Haze formation on the patterned metal surface of reticles is a known problem for IC manufacturers that can impact device yield and increase operational costs due to the need for more frequent cleaning of the reticles. Storage of reticles in an ultraclean environment can reduce haze formation and reduce operational costs.
We examined the contamination levels of a new type of reticle stocker that stores reticles in microenvironments which are continuously purged with extreme clean dry air (XCDA). Each microenvironment consists of twelve vertically stacked reticle storage slots which can be opened at any slot. The design of the microenvironment includes an XCDA supply that provides a homogeneous horizontal flow of XCDA between the reticles.
Figure 1. Reduction of contamination levels inside the storage microenvironment as a function of XCDA flow rate.
As shown in Fig. 1, continuous XCDA purge reduces the contaminant levels inside the microenvironment. The amount of reduction depends on the XCDA purge flow rate and the chemical species. Volatile organic substances can be reduced by more than two orders of magnitude. Humidity is reduced less because the plastic material of the storage microenvironment incorporates water in its matrix and can release moisture to the extremely dry atmosphere. Chemical filters applied to mini- or microenvironments typically reduce the contaminant levels only by 95-99% and do not reduce the humidity.

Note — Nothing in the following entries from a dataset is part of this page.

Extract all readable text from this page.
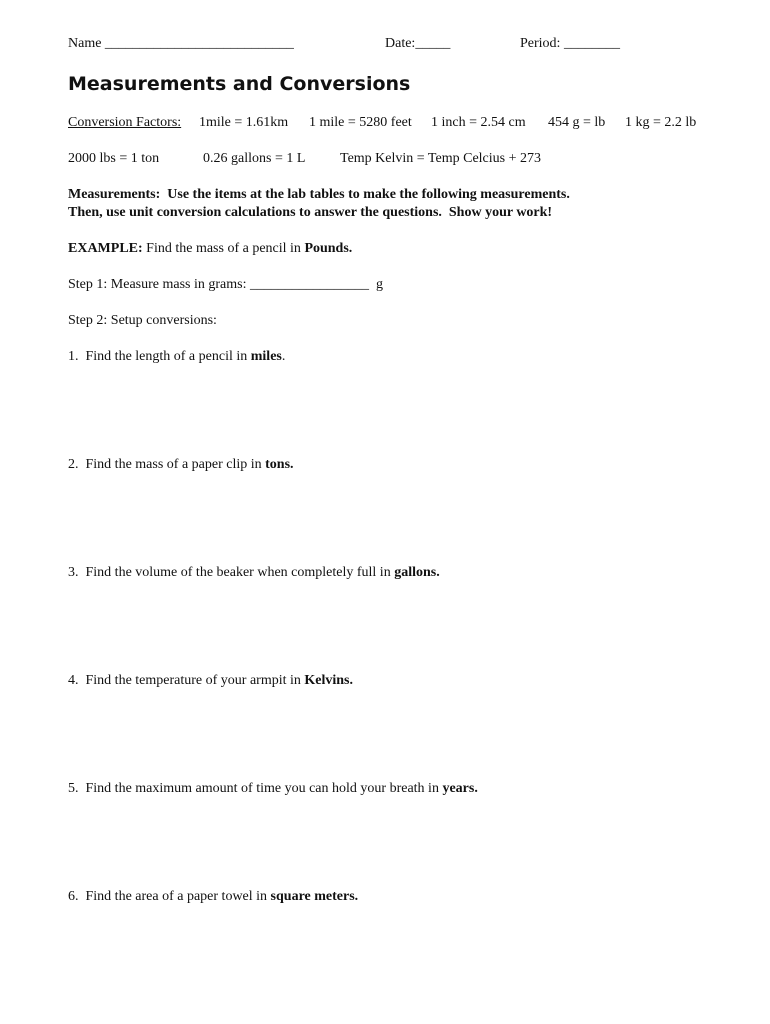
Name ___________________________	Date:_____	Period: ________
Measurements and Conversions
Conversion Factors: 1mile = 1.61km 1 mile = 5280 feet 1 inch = 2.54 cm 454 g = lb 1 kg = 2.2 lb
2000 lbs = 1 ton	0.26 gallons = 1 L Temp Kelvin = Temp Celcius + 273
Measurements:  Use the items at the lab tables to make the following measurements.
Then, use unit conversion calculations to answer the questions.  Show your work!
EXAMPLE: Find the mass of a pencil in Pounds.
Step 1: Measure mass in grams: _________________  g
Step 2: Setup conversions:
1. Find the length of a pencil in miles.
2. Find the mass of a paper clip in tons.
3. Find the volume of the beaker when completely full in gallons.
4. Find the temperature of your armpit in Kelvins.
5. Find the maximum amount of time you can hold your breath in years.
6. Find the area of a paper towel in square meters.
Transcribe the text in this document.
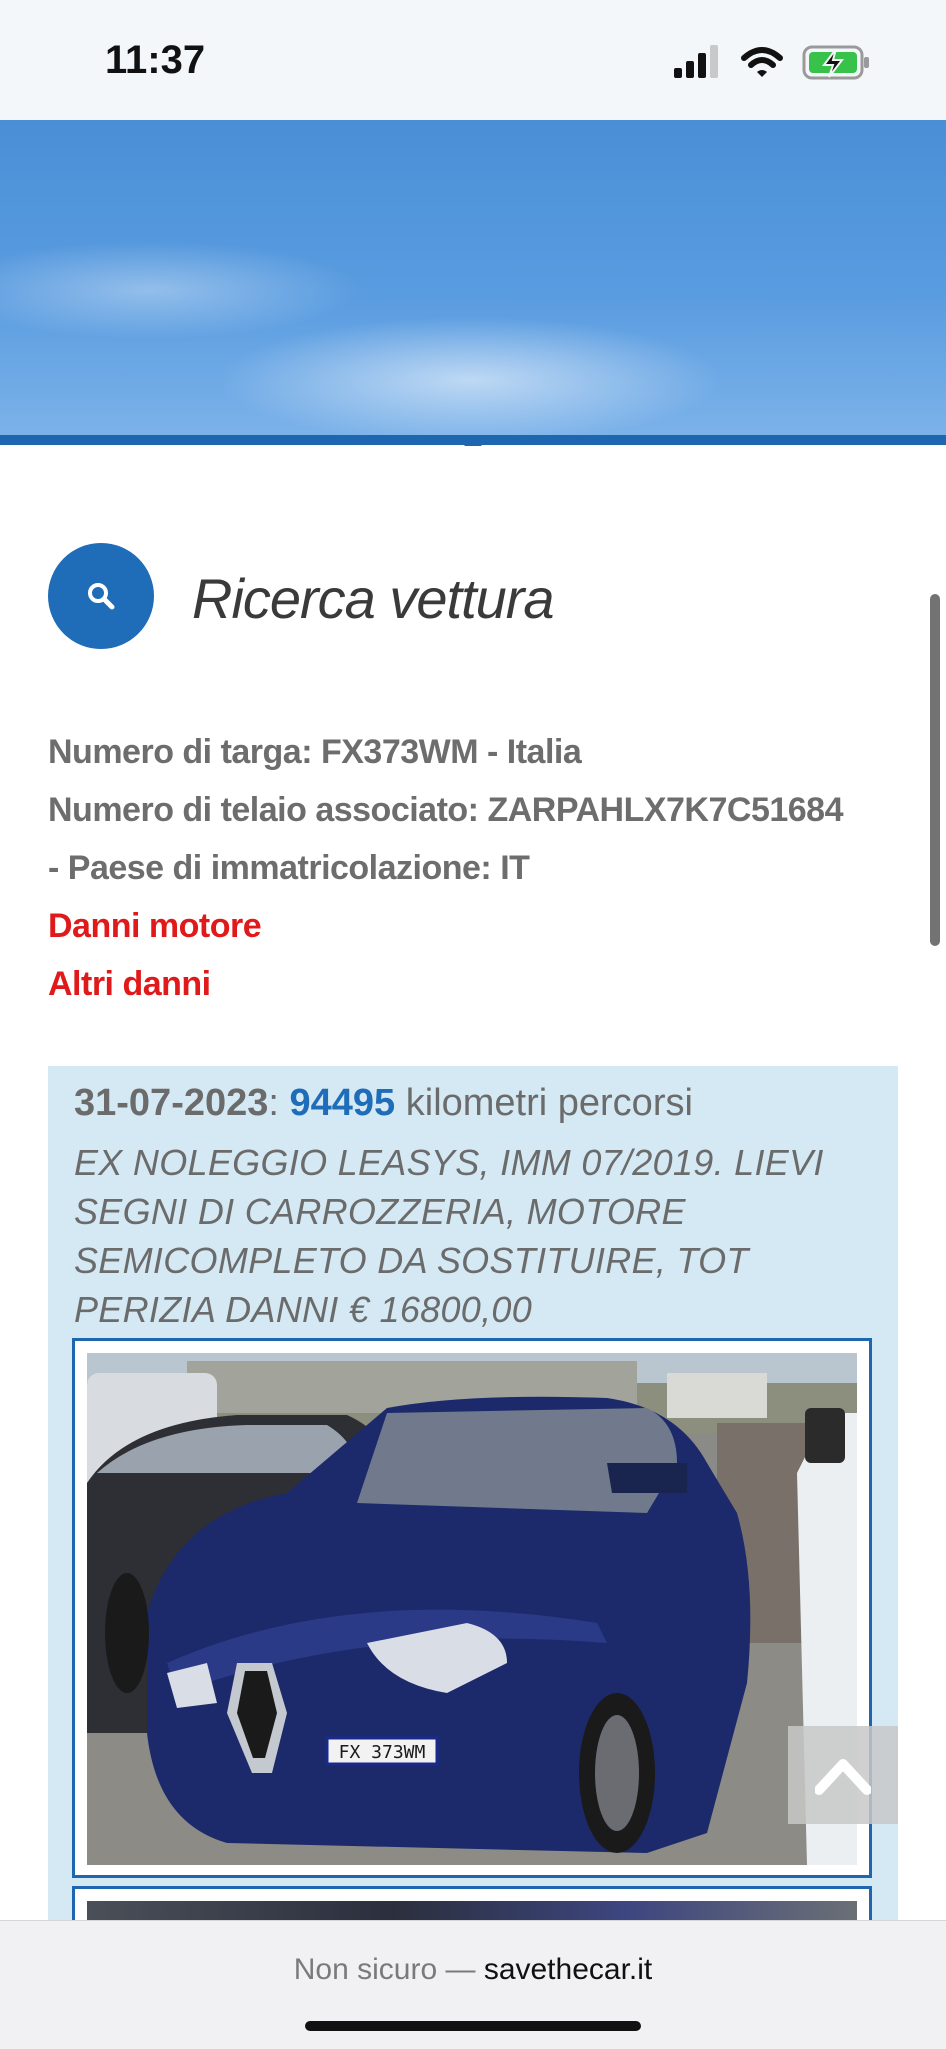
11:37
Ricerca vettura
Numero di targa: FX373WM - Italia
Numero di telaio associato: ZARPAHLX7K7C51684
- Paese di immatricolazione: IT
Danni motore
Altri danni
31-07-2023: 94495 kilometri percorsi
EX NOLEGGIO LEASYS, IMM 07/2019. LIEVI SEGNI DI CARROZZERIA, MOTORE SEMICOMPLETO DA SOSTITUIRE, TOT PERIZIA DANNI € 16800,00
FX 373WM
Non sicuro — savethecar.it
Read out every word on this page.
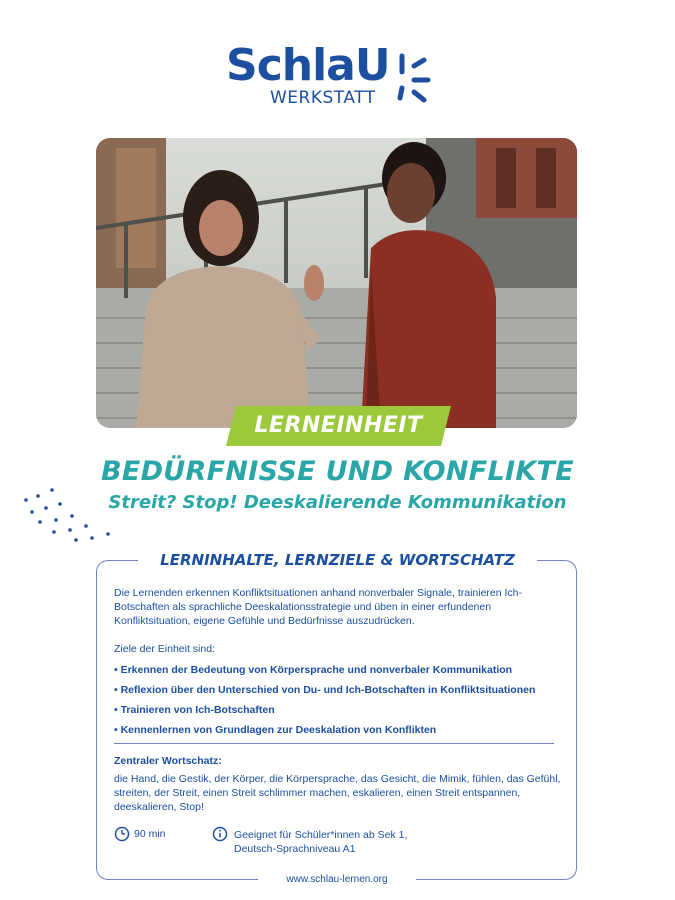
SchlaU
WERKSTATT
LERNEINHEIT
BEDÜRFNISSE UND KONFLIKTE
Streit? Stop! Deeskalierende Kommunikation
LERNINHALTE, LERNZIELE & WORTSCHATZ
Die Lernenden erkennen Konfliktsituationen anhand nonverbaler Signale, trainieren Ich-Botschaften als sprachliche Deeskalationsstrategie und üben in einer erfundenen Konfliktsituation, eigene Gefühle und Bedürfnisse auszudrücken.
Ziele der Einheit sind:
• Erkennen der Bedeutung von Körpersprache und nonverbaler Kommunikation
• Reflexion über den Unterschied von Du- und Ich-Botschaften in Konfliktsituationen
• Trainieren von Ich-Botschaften
• Kennenlernen von Grundlagen zur Deeskalation von Konflikten
Zentraler Wortschatz:
die Hand, die Gestik, der Körper, die Körpersprache, das Gesicht, die Mimik, fühlen, das Gefühl, streiten, der Streit, einen Streit schlimmer machen, eskalieren, einen Streit entspannen, deeskalieren, Stop!
90 min	Geeignet für Schüler*innen ab Sek 1,
Deutsch-Sprachniveau A1
www.schlau-lernen.org
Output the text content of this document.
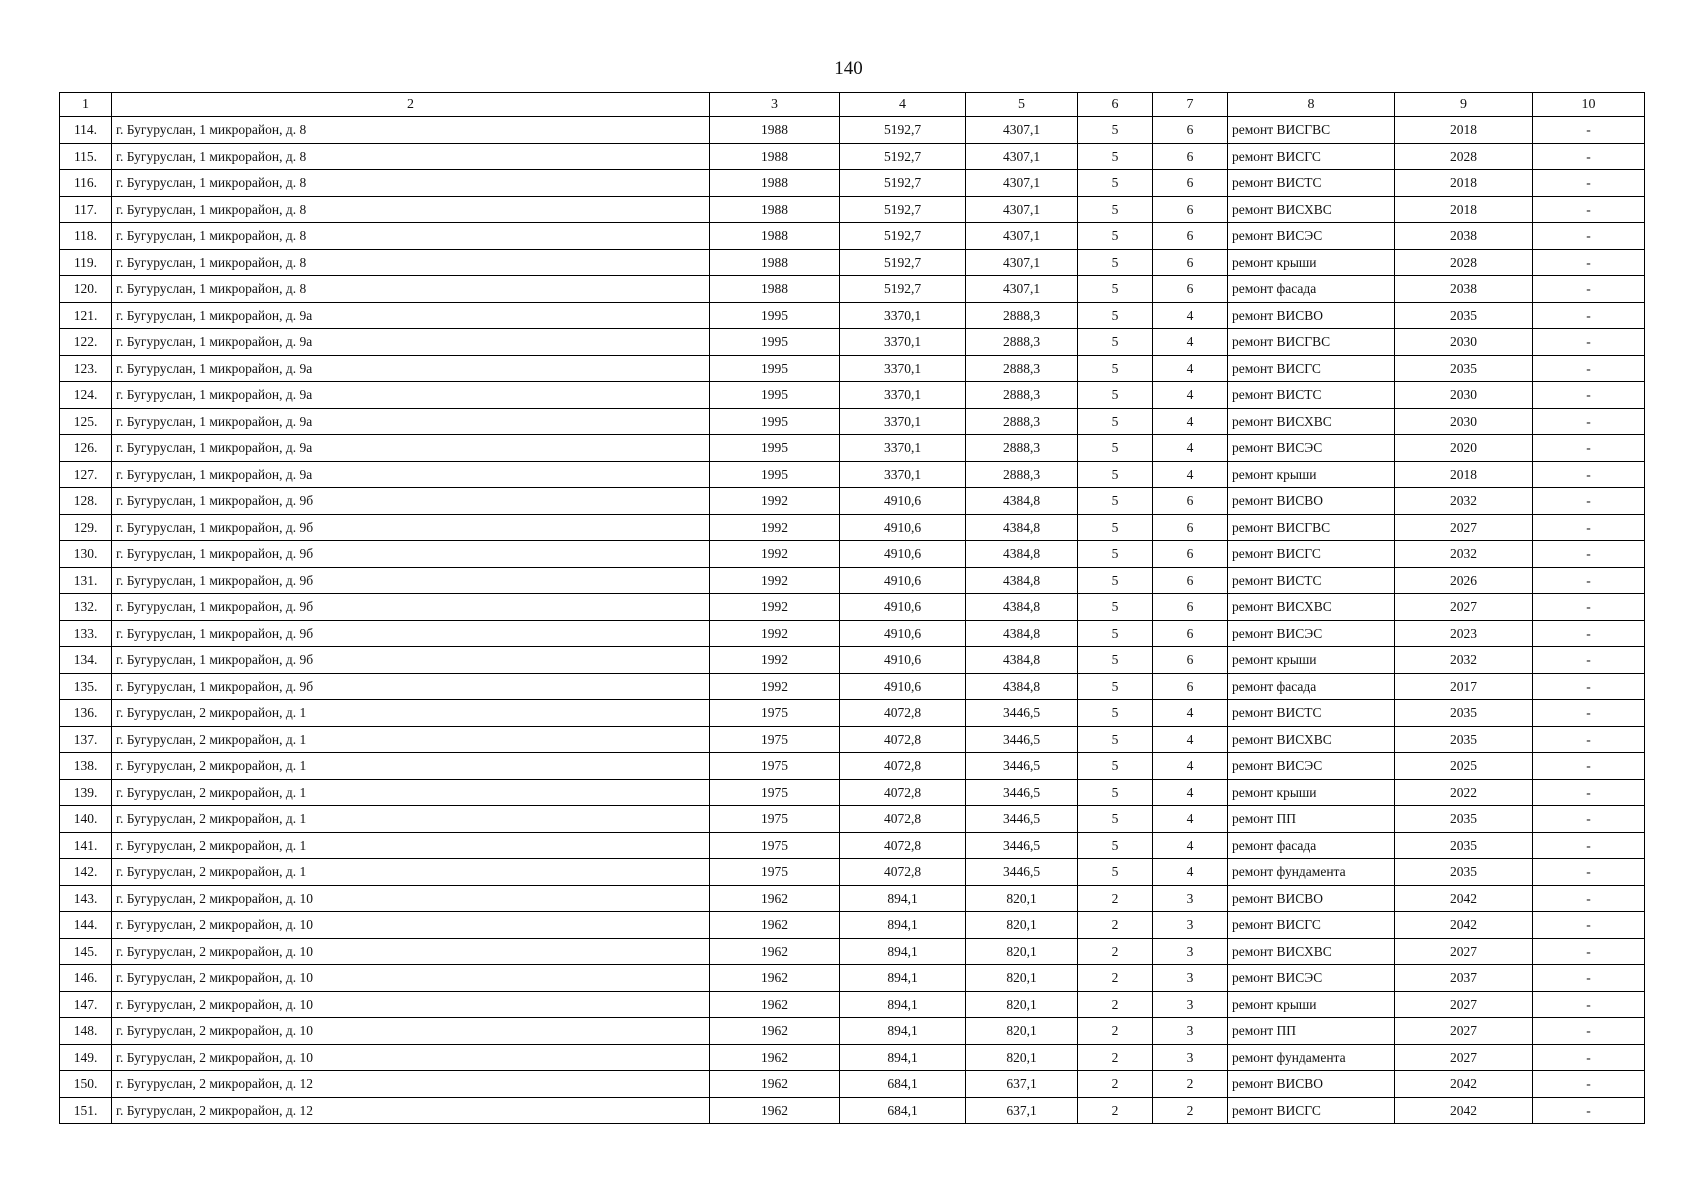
140
1	2	3	4	5	6	7	8	9	10
114.	г. Бугуруслан, 1 микрорайон, д. 8	1988	5192,7	4307,1	5	6	ремонт ВИСГВС	2018	-
115.	г. Бугуруслан, 1 микрорайон, д. 8	1988	5192,7	4307,1	5	6	ремонт ВИСГС	2028	-
116.	г. Бугуруслан, 1 микрорайон, д. 8	1988	5192,7	4307,1	5	6	ремонт ВИСТС	2018	-
117.	г. Бугуруслан, 1 микрорайон, д. 8	1988	5192,7	4307,1	5	6	ремонт ВИСХВС	2018	-
118.	г. Бугуруслан, 1 микрорайон, д. 8	1988	5192,7	4307,1	5	6	ремонт ВИСЭС	2038	-
119.	г. Бугуруслан, 1 микрорайон, д. 8	1988	5192,7	4307,1	5	6	ремонт крыши	2028	-
120.	г. Бугуруслан, 1 микрорайон, д. 8	1988	5192,7	4307,1	5	6	ремонт фасада	2038	-
121.	г. Бугуруслан, 1 микрорайон, д. 9а	1995	3370,1	2888,3	5	4	ремонт ВИСВО	2035	-
122.	г. Бугуруслан, 1 микрорайон, д. 9а	1995	3370,1	2888,3	5	4	ремонт ВИСГВС	2030	-
123.	г. Бугуруслан, 1 микрорайон, д. 9а	1995	3370,1	2888,3	5	4	ремонт ВИСГС	2035	-
124.	г. Бугуруслан, 1 микрорайон, д. 9а	1995	3370,1	2888,3	5	4	ремонт ВИСТС	2030	-
125.	г. Бугуруслан, 1 микрорайон, д. 9а	1995	3370,1	2888,3	5	4	ремонт ВИСХВС	2030	-
126.	г. Бугуруслан, 1 микрорайон, д. 9а	1995	3370,1	2888,3	5	4	ремонт ВИСЭС	2020	-
127.	г. Бугуруслан, 1 микрорайон, д. 9а	1995	3370,1	2888,3	5	4	ремонт крыши	2018	-
128.	г. Бугуруслан, 1 микрорайон, д. 9б	1992	4910,6	4384,8	5	6	ремонт ВИСВО	2032	-
129.	г. Бугуруслан, 1 микрорайон, д. 9б	1992	4910,6	4384,8	5	6	ремонт ВИСГВС	2027	-
130.	г. Бугуруслан, 1 микрорайон, д. 9б	1992	4910,6	4384,8	5	6	ремонт ВИСГС	2032	-
131.	г. Бугуруслан, 1 микрорайон, д. 9б	1992	4910,6	4384,8	5	6	ремонт ВИСТС	2026	-
132.	г. Бугуруслан, 1 микрорайон, д. 9б	1992	4910,6	4384,8	5	6	ремонт ВИСХВС	2027	-
133.	г. Бугуруслан, 1 микрорайон, д. 9б	1992	4910,6	4384,8	5	6	ремонт ВИСЭС	2023	-
134.	г. Бугуруслан, 1 микрорайон, д. 9б	1992	4910,6	4384,8	5	6	ремонт крыши	2032	-
135.	г. Бугуруслан, 1 микрорайон, д. 9б	1992	4910,6	4384,8	5	6	ремонт фасада	2017	-
136.	г. Бугуруслан, 2 микрорайон, д. 1	1975	4072,8	3446,5	5	4	ремонт ВИСТС	2035	-
137.	г. Бугуруслан, 2 микрорайон, д. 1	1975	4072,8	3446,5	5	4	ремонт ВИСХВС	2035	-
138.	г. Бугуруслан, 2 микрорайон, д. 1	1975	4072,8	3446,5	5	4	ремонт ВИСЭС	2025	-
139.	г. Бугуруслан, 2 микрорайон, д. 1	1975	4072,8	3446,5	5	4	ремонт крыши	2022	-
140.	г. Бугуруслан, 2 микрорайон, д. 1	1975	4072,8	3446,5	5	4	ремонт ПП	2035	-
141.	г. Бугуруслан, 2 микрорайон, д. 1	1975	4072,8	3446,5	5	4	ремонт фасада	2035	-
142.	г. Бугуруслан, 2 микрорайон, д. 1	1975	4072,8	3446,5	5	4	ремонт фундамента	2035	-
143.	г. Бугуруслан, 2 микрорайон, д. 10	1962	894,1	820,1	2	3	ремонт ВИСВО	2042	-
144.	г. Бугуруслан, 2 микрорайон, д. 10	1962	894,1	820,1	2	3	ремонт ВИСГС	2042	-
145.	г. Бугуруслан, 2 микрорайон, д. 10	1962	894,1	820,1	2	3	ремонт ВИСХВС	2027	-
146.	г. Бугуруслан, 2 микрорайон, д. 10	1962	894,1	820,1	2	3	ремонт ВИСЭС	2037	-
147.	г. Бугуруслан, 2 микрорайон, д. 10	1962	894,1	820,1	2	3	ремонт крыши	2027	-
148.	г. Бугуруслан, 2 микрорайон, д. 10	1962	894,1	820,1	2	3	ремонт ПП	2027	-
149.	г. Бугуруслан, 2 микрорайон, д. 10	1962	894,1	820,1	2	3	ремонт фундамента	2027	-
150.	г. Бугуруслан, 2 микрорайон, д. 12	1962	684,1	637,1	2	2	ремонт ВИСВО	2042	-
151.	г. Бугуруслан, 2 микрорайон, д. 12	1962	684,1	637,1	2	2	ремонт ВИСГС	2042	-
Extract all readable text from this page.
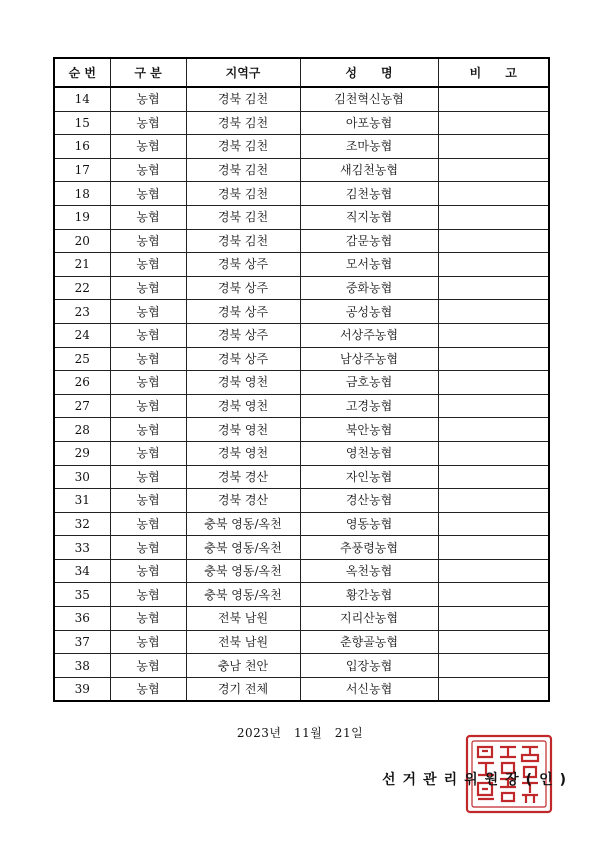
순 번	구 분	지역구	성　　명	비　　고
14	농협	경북 김천	김천혁신농협	
15	농협	경북 김천	아포농협	
16	농협	경북 김천	조마농협	
17	농협	경북 김천	새김천농협	
18	농협	경북 김천	김천농협	
19	농협	경북 김천	직지농협	
20	농협	경북 김천	감문농협	
21	농협	경북 상주	모서농협	
22	농협	경북 상주	중화농협	
23	농협	경북 상주	공성농협	
24	농협	경북 상주	서상주농협	
25	농협	경북 상주	남상주농협	
26	농협	경북 영천	금호농협	
27	농협	경북 영천	고경농협	
28	농협	경북 영천	북안농협	
29	농협	경북 영천	영천농협	
30	농협	경북 경산	자인농협	
31	농협	경북 경산	경산농협	
32	농협	충북 영동/옥천	영동농협	
33	농협	충북 영동/옥천	추풍령농협	
34	농협	충북 영동/옥천	옥천농협	
35	농협	충북 영동/옥천	황간농협	
36	농협	전북 남원	지리산농협	
37	농협	전북 남원	춘향골농협	
38	농협	충남 천안	입장농협	
39	농협	경기 전체	서신농협	
2023년　11월　21일
선거관리위원장(인)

To pick and place reticles, the reticle storage microenvironment must be opened. The transient contaminant levels inside the empty microenvironment show an increase at the moment when the microenvironment is opened. Under the given conditions, the microenvironment returns to equilibrium levels with a time constant of 105 seconds (see Fig. 2). Similar dynamic response was measured for IPA and acetone.
Figure 2. Transient humidity when the storage microenvironment was opened for reticle handling.
The impact of handling on reticles stored inside the microenvironment was found to depend on several factors. When the microenvironment is filled with reticles, the horizontal XCDA flow purges a smaller volume of air and therefore re-establishes the equilibrium condition more quickly than in an empty microenvironment. The recovery time constant of a filled microenvironment was measured as only 20 seconds compared with 105 seconds for an empty microenvironment. Reticles below and above the opened slot were found to act as "shield" for the rest of the microenvironment and reduce the impact of opening the microenvironment. Moreover, the impact depends on the distance between the storage position and the opened slot: the larger the distance the smaller the impact. The last two factors
reduced the peak value in the transient humidity measurements to one third when the microenvironment was opened 5 slots away from the storage slot.
GLOBALFOUNDRIES Fab 1 used the results of these studies to optimize the parameter settings for its reticle storage. The reticles are stored in microenvironments which utilize extremely low contaminant levels. Based on the current utilization profile of the reticle stocker, the storage microenvironments are opened for approximately 0.01% of the time the reticles are stored in the stocker. Even in the short opening times the contamination levels do not exceed the ITRS requirements for reticle storage (see ITRS 2011, YE3 limits for reticle pod interior, supporting ≤ 28 nm technology nodes).